"One must from time to time attempt things that are beyond one's capacity." -Auguste Renoir
"So...apparently the collection has somewhere in between eight to nine thousand prints that we didn't know about."
"Oh crap."
Day five. I show up in Cynthia's office under the assumption that I'll be doing some condition reports, maybe handling some sweet prints, definitely wearing (the favorite) white gloves...ya know. Nope.
Instead, I'm handed a stack of papers, the collection list, and told to find which ones match up. Apparently the incompetence of Cynthia's predecessor was not to be believed and there are several THOUSAND prints floating around somewhere in the collection. The problem is, we're not sure which ones we know about.
So I trot off to the seminar room, under the assumption that the 60-page list of prints is alphabetized and it'll take maybe 20 minutes. Much to my chagrin, there is no apparent order in how the list is organized. What. So. Ever. Of course, I discover this after Cynthia has peaced out for the gym. And Vicki isn't in her office.

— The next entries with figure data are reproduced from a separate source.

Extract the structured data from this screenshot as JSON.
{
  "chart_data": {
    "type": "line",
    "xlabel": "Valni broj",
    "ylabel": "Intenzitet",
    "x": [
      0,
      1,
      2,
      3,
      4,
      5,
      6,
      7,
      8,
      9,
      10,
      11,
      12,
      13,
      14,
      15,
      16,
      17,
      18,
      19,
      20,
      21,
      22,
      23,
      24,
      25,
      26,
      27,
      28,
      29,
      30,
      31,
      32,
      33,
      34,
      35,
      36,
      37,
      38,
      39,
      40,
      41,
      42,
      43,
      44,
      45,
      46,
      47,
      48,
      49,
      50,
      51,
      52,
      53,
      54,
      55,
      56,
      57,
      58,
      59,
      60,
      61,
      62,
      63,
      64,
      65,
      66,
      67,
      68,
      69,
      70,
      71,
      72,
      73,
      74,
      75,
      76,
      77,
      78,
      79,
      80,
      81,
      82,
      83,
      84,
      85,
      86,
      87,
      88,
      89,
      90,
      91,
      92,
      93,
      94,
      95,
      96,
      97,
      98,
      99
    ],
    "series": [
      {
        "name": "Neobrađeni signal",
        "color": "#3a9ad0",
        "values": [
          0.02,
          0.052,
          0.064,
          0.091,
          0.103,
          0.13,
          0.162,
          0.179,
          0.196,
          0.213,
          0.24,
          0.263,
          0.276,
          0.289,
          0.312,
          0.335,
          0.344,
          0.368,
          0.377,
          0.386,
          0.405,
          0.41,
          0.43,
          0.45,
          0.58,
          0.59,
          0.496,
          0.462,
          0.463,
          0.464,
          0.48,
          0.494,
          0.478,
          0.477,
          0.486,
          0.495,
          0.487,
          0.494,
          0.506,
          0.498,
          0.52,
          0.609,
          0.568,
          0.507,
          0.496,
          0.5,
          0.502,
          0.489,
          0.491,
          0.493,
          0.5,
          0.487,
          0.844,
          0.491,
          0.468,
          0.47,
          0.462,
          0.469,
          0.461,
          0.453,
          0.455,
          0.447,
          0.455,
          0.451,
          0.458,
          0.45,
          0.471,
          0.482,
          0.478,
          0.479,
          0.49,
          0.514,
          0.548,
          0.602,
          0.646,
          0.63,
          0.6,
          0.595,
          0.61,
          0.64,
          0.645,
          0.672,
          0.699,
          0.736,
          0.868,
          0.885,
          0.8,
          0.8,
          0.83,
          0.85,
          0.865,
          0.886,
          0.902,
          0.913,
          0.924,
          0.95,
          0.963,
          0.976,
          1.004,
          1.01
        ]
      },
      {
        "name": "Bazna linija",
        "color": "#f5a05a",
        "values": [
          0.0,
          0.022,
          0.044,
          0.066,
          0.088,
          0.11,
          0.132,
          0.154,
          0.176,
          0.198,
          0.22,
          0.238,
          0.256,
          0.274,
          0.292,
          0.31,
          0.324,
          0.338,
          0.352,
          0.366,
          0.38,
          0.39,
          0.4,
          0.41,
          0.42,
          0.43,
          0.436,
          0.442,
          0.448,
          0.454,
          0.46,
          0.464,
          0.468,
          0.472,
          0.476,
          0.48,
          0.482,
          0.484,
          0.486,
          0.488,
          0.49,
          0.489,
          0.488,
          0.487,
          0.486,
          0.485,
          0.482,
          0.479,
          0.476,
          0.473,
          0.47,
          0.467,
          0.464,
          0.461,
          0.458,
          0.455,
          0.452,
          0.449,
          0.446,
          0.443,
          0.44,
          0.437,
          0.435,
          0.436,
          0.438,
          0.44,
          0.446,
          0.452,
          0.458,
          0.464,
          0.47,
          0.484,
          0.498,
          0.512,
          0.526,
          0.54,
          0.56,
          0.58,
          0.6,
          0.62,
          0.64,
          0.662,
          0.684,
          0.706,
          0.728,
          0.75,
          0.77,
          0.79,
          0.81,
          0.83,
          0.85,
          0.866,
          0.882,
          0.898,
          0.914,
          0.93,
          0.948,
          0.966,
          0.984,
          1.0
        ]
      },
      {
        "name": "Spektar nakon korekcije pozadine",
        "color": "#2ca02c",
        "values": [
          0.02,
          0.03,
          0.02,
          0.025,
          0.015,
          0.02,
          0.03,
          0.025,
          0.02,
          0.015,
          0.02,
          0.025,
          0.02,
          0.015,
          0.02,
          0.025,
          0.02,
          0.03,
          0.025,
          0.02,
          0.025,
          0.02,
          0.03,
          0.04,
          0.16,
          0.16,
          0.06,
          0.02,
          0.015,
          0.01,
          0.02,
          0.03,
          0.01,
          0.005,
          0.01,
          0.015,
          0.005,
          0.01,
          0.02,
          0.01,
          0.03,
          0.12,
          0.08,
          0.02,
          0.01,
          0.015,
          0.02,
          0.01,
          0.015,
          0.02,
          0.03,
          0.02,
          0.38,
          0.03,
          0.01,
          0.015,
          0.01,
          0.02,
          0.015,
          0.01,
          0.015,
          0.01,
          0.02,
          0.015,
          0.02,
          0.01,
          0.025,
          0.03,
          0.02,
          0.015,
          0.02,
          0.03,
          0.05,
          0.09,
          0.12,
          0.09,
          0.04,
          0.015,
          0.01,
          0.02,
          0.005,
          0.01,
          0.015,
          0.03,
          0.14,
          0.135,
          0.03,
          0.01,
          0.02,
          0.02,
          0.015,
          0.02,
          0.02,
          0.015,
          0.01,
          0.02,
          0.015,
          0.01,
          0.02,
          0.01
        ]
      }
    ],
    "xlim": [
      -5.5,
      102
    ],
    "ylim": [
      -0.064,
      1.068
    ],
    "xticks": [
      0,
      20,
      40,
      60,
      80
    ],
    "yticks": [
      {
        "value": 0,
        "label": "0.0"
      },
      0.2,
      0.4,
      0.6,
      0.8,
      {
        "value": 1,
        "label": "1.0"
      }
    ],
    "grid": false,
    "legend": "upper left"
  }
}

Being the devoted and pathetic intern that I am, I make an attempt. To search through a 60 page document with size (I'm being serious) 6 font. Maybe 8. But almost definitely 6. That is not in any particular order. After about ten minutes of this, with zero results, I decide to pretend that it's not there and wait for Cynthia to get back so I can use the beautiful Command-F function. I spend the remaining time taping pages together.
Eventually Cynthia gets back and I get to Command-F the crap out of the now alphabetized version of the print list. Thank goodness I gave up the chase early beforehand. Out of the 230ish pieces on the insurance list and the 6000 pieces on the print list, TWO match up. TWO. That's right, people. TWO.
Let's give a prolonged, very very sincere round of applause for laziness. It saved my ass.